Survie

Les inquiétudes du général Lafourcade

(mis en ligne le 1er janvier 2010) - Raphaël de Benito

Le rétablissement des relations diplomatiques entre la France et le Rwanda inquièteraitil certains officiers français ayant servi au Rwanda ? Avec cette normalisation, craignentils d’assumer, seuls, les errances catastrophiques de la politique africaine de la France qui ont conduit à soutenir, en 1994, un régime génocidaire ?

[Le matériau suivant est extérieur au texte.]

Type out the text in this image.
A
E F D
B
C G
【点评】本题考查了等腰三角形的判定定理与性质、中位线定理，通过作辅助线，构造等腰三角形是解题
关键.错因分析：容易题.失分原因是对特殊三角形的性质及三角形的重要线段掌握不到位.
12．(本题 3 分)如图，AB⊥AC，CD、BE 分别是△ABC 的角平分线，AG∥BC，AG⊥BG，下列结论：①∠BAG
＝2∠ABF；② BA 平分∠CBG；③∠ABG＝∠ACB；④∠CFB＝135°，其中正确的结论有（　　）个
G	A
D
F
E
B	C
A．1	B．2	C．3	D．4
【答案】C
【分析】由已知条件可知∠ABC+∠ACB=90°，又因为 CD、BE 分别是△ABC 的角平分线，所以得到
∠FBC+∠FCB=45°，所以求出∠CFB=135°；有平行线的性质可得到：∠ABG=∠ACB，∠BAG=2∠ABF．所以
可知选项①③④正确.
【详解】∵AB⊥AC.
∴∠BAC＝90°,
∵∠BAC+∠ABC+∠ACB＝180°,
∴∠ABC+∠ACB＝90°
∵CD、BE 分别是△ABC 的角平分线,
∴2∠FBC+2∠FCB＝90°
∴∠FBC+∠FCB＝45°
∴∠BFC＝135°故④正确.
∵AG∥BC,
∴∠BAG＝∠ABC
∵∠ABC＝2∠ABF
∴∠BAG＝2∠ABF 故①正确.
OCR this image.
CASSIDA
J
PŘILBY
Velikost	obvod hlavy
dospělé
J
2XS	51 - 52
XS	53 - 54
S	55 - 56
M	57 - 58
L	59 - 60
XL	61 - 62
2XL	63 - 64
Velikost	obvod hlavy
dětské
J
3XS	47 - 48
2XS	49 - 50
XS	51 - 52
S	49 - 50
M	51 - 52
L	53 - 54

C’est le sens de l’interpellation publique du général Lafourcade, commandant de l’opération Turquoise en 1994, à l’adresse de Nicolas Sarkozy publiée quelques jours après l’annonce officielle (marianne2. fr, 15 décembre) : « Il est normal d’exiger beaucoup des militaires, mais ils ne peuvent être les victimes désignées et muettes de jeux diplomatiques, voire d’une réal politik. Il revient alors aux hommes politiques de prendre leurs responsabilités, y compris pour assumer le passé », « la question que l’on peut légitimement se poser est : à quel prix, ce rétablissement s’opère-t-il pour les soldats français ? »

Les suggestions du général

Lafourcade, amer et inquiet : «  En effet, si les déclarations officielles accompagnant cette décision importante vantent les mérites du régime actuel de Kigali, elles font le silence sur les graves mises en cause de l’action des militaires français ayant servi au Rwanda », « Ces mises en cause sont récurrentes : plaintes déposées en 2005 devant le Tribunal aux Armées de Paris par des Rwandais pour « complicité de génocide » [ndlr : Survie est partie civile] (…). Alors même que de nombreux militaires ont été longuement entendus par la Brigade criminelle en qualité de témoins, aucune suite procédurale n’a été donnée aux plaintes de 2005 qui semblent être toujours en cours d’instruction. Plus de quatre ans après, les militaires concernés s’interrogent sur les délais de cette procédure dont ils demandent l’aboutissement. Mais la presse, française et internationale, rappelle régulièrement l’existence de ces plaintes, relayant ainsi publiquement ces soi-disant charges de « complicité de génocide » (...). Suggère-t-il à Nicolas Sarkozy qu’il serait préférable de clore une instruction trop lente et qui n’instruit plus ?

Concernant la lenteur de l’instruction, on ne peut qu’approuver le général Lafourcade en s’interrogeant, néammoins, sur les motifs d’une telle lenteur. Mais contrairement à ce qu’il écrit, l’instruction est toujours en cours, avec des avocats qui produisent des actes et réclament des pièces.

Aussi suggérons-nous, afin d’accélèrer la procédure, la levée du secret défense sur tous les documents relatifs à cette période mais aussi l’augmentation des moyens humains et matériels destinés à l’instruction. Pas sûr que Lafourcade nous suive dans ces revendications.